Normal Distribution and Sum of Random Variables (Summing Normal Random Variables)
Normal Distribution Properties
The normal distribution is unique because the sum of normal random variables is also a normal random variable.
This property is useful when analyzing samples of data and combining samples.
Real-World Example: Statistics Textbook Production and Delivery
Consider the production and delivery of statistics textbooks.
Production time is normally distributed with a mean of 7 weeks and a standard deviation of 2 weeks.
Delivery time is also normally distributed with a mean of 1 week and a standard deviation of 0.5 weeks.
Combining Normal Distributions
Given two normally distributed random variables, x and y, with means \mu1 and \mu2, and variances \sigma1^2 and \sigma2^2:
The mean of the sum of the random variables is the sum of the means: \mu = \mu1 + \mu2.

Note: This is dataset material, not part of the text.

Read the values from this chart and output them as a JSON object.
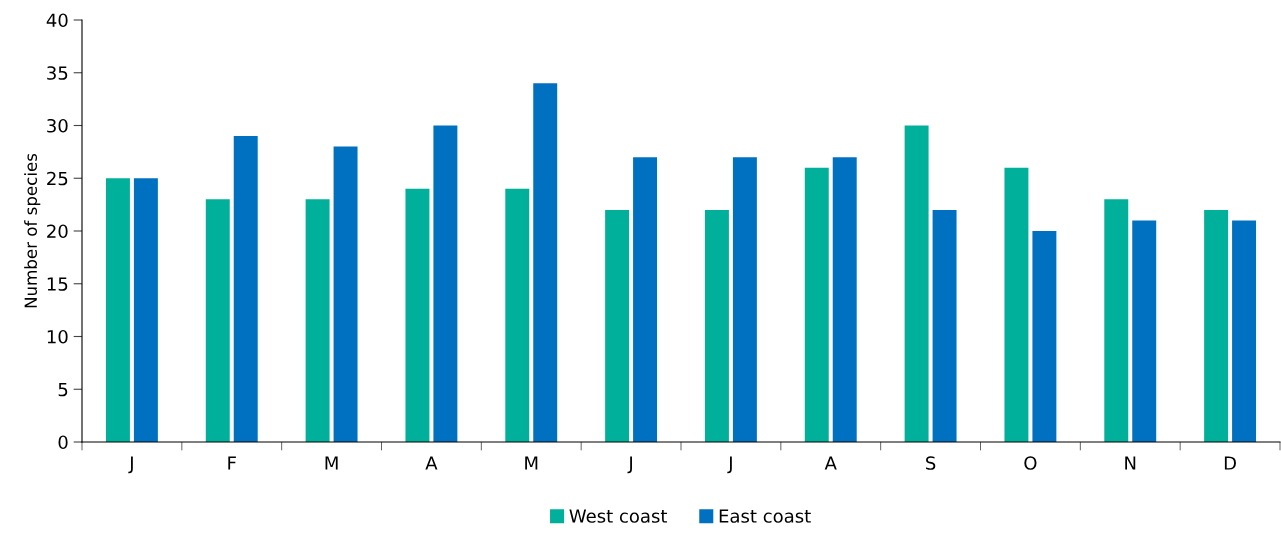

The variance of the sum of the random variables is the sum of the variances: \sigma^2 = \sigma1^2 + \sigma2^2.
It is important to note that standard deviations cannot be directly added.

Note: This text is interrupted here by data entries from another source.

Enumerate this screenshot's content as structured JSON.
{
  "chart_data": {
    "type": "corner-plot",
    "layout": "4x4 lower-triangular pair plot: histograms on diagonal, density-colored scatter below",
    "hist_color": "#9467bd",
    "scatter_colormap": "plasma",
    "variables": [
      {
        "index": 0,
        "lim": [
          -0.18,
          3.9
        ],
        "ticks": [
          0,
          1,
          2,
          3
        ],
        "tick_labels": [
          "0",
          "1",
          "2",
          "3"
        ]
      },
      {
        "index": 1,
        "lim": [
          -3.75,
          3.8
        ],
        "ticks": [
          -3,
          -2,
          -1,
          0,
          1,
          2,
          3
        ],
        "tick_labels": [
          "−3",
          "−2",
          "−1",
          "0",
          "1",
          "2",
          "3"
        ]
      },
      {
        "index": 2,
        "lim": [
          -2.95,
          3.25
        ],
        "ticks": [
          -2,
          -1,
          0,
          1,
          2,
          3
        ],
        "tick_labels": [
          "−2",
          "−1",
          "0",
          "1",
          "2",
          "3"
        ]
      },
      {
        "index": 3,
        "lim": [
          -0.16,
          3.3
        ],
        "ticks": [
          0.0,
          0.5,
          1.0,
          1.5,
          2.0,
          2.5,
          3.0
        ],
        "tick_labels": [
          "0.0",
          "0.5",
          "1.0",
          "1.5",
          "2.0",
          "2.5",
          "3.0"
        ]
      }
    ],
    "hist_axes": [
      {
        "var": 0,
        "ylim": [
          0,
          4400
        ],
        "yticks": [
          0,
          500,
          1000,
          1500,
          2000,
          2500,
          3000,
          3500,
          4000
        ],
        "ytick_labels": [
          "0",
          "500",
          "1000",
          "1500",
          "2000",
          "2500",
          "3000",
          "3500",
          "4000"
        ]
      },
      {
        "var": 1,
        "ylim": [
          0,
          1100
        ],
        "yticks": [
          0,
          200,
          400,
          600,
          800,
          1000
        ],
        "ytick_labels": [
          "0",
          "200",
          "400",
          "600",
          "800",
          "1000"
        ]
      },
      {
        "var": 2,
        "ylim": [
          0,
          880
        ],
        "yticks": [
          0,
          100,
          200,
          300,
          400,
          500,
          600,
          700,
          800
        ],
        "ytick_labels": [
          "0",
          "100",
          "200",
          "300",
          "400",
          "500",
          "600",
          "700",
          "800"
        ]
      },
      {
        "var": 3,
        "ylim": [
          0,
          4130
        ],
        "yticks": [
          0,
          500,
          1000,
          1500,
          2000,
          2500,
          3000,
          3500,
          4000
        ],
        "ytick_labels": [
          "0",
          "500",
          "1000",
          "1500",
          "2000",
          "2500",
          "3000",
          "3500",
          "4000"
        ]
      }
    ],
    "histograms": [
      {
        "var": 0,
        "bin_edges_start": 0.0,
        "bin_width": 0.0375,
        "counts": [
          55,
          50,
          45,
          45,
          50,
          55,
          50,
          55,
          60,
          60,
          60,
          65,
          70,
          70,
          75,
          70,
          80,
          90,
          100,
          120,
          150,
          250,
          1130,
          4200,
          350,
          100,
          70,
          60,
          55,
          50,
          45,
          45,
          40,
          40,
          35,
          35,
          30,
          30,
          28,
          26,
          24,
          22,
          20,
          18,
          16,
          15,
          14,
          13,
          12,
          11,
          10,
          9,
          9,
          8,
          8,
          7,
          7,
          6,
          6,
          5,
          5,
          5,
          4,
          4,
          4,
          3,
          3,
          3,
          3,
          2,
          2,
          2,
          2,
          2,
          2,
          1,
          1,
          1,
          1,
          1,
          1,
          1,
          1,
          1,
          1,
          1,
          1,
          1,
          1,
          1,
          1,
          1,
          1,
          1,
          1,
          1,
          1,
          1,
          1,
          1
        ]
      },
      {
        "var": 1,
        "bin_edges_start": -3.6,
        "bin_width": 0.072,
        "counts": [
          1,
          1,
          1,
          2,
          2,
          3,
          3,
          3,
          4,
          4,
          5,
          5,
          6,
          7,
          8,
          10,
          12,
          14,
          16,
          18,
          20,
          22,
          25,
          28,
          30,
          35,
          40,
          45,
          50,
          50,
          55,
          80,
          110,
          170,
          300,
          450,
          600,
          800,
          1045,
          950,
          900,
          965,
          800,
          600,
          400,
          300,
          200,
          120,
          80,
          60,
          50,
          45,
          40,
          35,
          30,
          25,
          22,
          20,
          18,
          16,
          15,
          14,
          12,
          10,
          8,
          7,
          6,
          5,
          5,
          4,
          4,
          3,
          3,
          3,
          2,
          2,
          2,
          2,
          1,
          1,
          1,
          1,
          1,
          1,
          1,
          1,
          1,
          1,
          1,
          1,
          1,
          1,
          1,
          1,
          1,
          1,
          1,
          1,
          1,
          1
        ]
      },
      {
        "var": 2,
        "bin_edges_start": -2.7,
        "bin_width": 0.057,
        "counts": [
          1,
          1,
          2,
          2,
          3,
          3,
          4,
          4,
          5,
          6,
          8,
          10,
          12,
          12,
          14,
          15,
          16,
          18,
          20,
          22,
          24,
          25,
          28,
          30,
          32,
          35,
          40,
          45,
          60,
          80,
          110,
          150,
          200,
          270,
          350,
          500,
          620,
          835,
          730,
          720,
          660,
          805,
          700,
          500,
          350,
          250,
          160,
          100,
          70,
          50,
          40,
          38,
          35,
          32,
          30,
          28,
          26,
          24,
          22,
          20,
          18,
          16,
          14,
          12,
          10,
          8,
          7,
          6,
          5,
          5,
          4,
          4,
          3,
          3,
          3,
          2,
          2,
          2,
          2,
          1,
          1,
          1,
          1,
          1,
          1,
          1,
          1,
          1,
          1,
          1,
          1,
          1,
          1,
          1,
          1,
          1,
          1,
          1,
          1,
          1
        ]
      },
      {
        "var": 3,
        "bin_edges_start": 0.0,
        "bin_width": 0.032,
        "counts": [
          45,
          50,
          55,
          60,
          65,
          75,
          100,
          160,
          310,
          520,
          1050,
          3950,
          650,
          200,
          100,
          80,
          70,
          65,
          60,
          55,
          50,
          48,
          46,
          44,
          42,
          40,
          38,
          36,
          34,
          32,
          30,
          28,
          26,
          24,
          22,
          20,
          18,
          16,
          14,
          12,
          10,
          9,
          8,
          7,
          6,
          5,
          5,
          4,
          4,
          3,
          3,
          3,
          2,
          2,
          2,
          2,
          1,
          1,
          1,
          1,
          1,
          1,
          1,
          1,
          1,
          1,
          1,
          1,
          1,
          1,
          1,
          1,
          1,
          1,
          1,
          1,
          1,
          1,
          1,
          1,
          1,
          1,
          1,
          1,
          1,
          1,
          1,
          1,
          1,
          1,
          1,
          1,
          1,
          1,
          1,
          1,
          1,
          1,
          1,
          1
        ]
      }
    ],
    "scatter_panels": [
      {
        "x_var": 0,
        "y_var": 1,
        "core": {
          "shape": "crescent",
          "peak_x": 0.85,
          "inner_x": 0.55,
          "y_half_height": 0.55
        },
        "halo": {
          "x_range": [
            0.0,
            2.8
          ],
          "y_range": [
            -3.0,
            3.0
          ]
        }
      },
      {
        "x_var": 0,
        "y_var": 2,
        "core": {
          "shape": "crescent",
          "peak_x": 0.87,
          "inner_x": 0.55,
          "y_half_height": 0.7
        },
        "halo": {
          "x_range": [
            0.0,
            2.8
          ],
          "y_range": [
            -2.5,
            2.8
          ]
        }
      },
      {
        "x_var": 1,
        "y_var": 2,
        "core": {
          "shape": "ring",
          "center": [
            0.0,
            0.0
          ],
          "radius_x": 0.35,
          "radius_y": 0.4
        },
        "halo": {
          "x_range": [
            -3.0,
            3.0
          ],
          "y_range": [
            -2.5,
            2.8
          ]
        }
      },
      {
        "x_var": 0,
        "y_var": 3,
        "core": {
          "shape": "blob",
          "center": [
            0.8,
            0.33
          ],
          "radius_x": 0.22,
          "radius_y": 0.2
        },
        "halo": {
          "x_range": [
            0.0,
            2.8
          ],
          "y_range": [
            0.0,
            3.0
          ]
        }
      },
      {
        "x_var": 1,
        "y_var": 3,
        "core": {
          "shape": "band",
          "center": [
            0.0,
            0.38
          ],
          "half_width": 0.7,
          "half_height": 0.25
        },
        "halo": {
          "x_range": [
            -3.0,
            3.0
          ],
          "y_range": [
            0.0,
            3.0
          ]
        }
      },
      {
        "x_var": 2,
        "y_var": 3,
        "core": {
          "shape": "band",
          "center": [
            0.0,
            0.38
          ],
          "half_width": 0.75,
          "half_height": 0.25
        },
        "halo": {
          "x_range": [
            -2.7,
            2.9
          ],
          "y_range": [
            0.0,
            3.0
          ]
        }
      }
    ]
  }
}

Applying to the Textbook Example
Delivery time:
Mean: 1 week
Standard deviation: 0.5 weeks
Variance: (0.5)^2 = 0.25 weeks
Combined production and delivery:
Total mean: 7 + 1 = 8 weeks
Total variance: 4 + 0.25 = 4.25 weeks
Total standard deviation: \sqrt{4.25} \approx 2.06 weeks
Calculating Probabilities
We can use this combined distribution to calculate probabilities.

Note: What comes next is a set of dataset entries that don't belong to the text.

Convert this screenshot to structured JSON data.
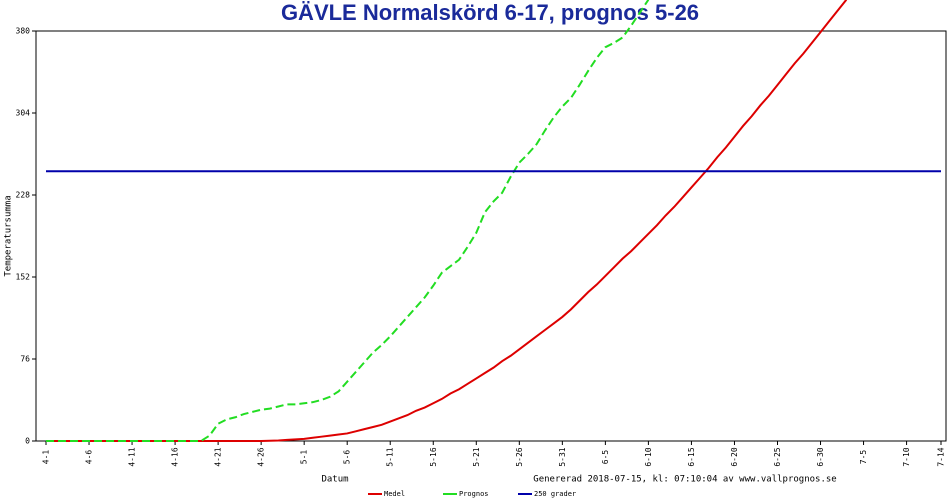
{
  "chart_data": {
    "type": "line",
    "title": "GÄVLE Normalskörd 6-17, prognos 5-26",
    "ylabel": "Temperatursumma",
    "xlabel": "Datum",
    "footer": "Genererad 2018-07-15, kl: 07:10:04 av www.vallprognos.se",
    "ylim": [
      0,
      380
    ],
    "yticks": [
      0,
      76,
      152,
      228,
      304,
      380
    ],
    "categories": [
      "4-1",
      null,
      null,
      null,
      null,
      "4-6",
      null,
      null,
      null,
      null,
      "4-11",
      null,
      null,
      null,
      null,
      "4-16",
      null,
      null,
      null,
      null,
      "4-21",
      null,
      null,
      null,
      null,
      "4-26",
      null,
      null,
      null,
      null,
      "5-1",
      null,
      null,
      null,
      null,
      "5-6",
      null,
      null,
      null,
      null,
      "5-11",
      null,
      null,
      null,
      null,
      "5-16",
      null,
      null,
      null,
      null,
      "5-21",
      null,
      null,
      null,
      null,
      "5-26",
      null,
      null,
      null,
      null,
      "5-31",
      null,
      null,
      null,
      null,
      "6-5",
      null,
      null,
      null,
      null,
      "6-10",
      null,
      null,
      null,
      null,
      "6-15",
      null,
      null,
      null,
      null,
      "6-20",
      null,
      null,
      null,
      null,
      "6-25",
      null,
      null,
      null,
      null,
      "6-30",
      null,
      null,
      null,
      null,
      "7-5",
      null,
      null,
      null,
      null,
      "7-10",
      null,
      null,
      null,
      "7-14"
    ],
    "series": [
      {
        "name": "Medel",
        "color": "#dd0000",
        "dash": false,
        "values": [
          0,
          0,
          0,
          0,
          0,
          0,
          0,
          0,
          0,
          0,
          0,
          0,
          0,
          0,
          0,
          0,
          0,
          0,
          0,
          0,
          0,
          0,
          0,
          0,
          0,
          0,
          0.2,
          0.5,
          1,
          1.5,
          2,
          3,
          4,
          5,
          6,
          7,
          9,
          11,
          13,
          15,
          18,
          21,
          24,
          28,
          31,
          35,
          39,
          44,
          48,
          53,
          58,
          63,
          68,
          74,
          79,
          85,
          91,
          97,
          103,
          109,
          115,
          122,
          130,
          138,
          145,
          153,
          161,
          169,
          176,
          184,
          192,
          200,
          209,
          217,
          226,
          235,
          244,
          253,
          263,
          272,
          282,
          292,
          301,
          311,
          320,
          330,
          340,
          350,
          359,
          369,
          379,
          389,
          399,
          409,
          null,
          null,
          null,
          null,
          null,
          null,
          null,
          null,
          null,
          null,
          null
        ]
      },
      {
        "name": "Prognos",
        "color": "#22dd22",
        "dash": true,
        "values": [
          0,
          0,
          0,
          0,
          0,
          0,
          0,
          0,
          0,
          0,
          0,
          0,
          0,
          0,
          0,
          0,
          0,
          0,
          0,
          5,
          16,
          20,
          22,
          25,
          27,
          29,
          30,
          32,
          34,
          34,
          35,
          36,
          38,
          41,
          46,
          55,
          64,
          73,
          82,
          89,
          97,
          106,
          115,
          124,
          133,
          144,
          156,
          162,
          168,
          180,
          193,
          212,
          222,
          230,
          245,
          258,
          266,
          275,
          288,
          300,
          310,
          318,
          330,
          343,
          355,
          365,
          369,
          374,
          385,
          397,
          409,
          null,
          null,
          null,
          null,
          null,
          null,
          null,
          null,
          null,
          null,
          null,
          null,
          null,
          null,
          null,
          null,
          null,
          null,
          null,
          null,
          null,
          null,
          null,
          null,
          null,
          null,
          null,
          null,
          null,
          null,
          null,
          null,
          null,
          null
        ]
      },
      {
        "name": "250 grader",
        "color": "#0000aa",
        "dash": false,
        "values": [
          250,
          250,
          250,
          250,
          250,
          250,
          250,
          250,
          250,
          250,
          250,
          250,
          250,
          250,
          250,
          250,
          250,
          250,
          250,
          250,
          250,
          250,
          250,
          250,
          250,
          250,
          250,
          250,
          250,
          250,
          250,
          250,
          250,
          250,
          250,
          250,
          250,
          250,
          250,
          250,
          250,
          250,
          250,
          250,
          250,
          250,
          250,
          250,
          250,
          250,
          250,
          250,
          250,
          250,
          250,
          250,
          250,
          250,
          250,
          250,
          250,
          250,
          250,
          250,
          250,
          250,
          250,
          250,
          250,
          250,
          250,
          250,
          250,
          250,
          250,
          250,
          250,
          250,
          250,
          250,
          250,
          250,
          250,
          250,
          250,
          250,
          250,
          250,
          250,
          250,
          250,
          250,
          250,
          250,
          250,
          250,
          250,
          250,
          250,
          250,
          250,
          250,
          250,
          250,
          250
        ]
      }
    ]
  }
}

For example, the probability that production and delivery take place within ten weeks.
Using Excel
Use the
NORM.DISTfunction in Excel.x = 10 weeks
Mean = 8 weeks
Standard deviation = 2.06 weeks
Cumulative = TRUE
The probability that the textbook is both produced and delivered within ten weeks is approximately 0.834.
Conclusion
Adding two normal distributions results in another normal distribution.
This property allows for the calculation of probabilities using normal distribution functions.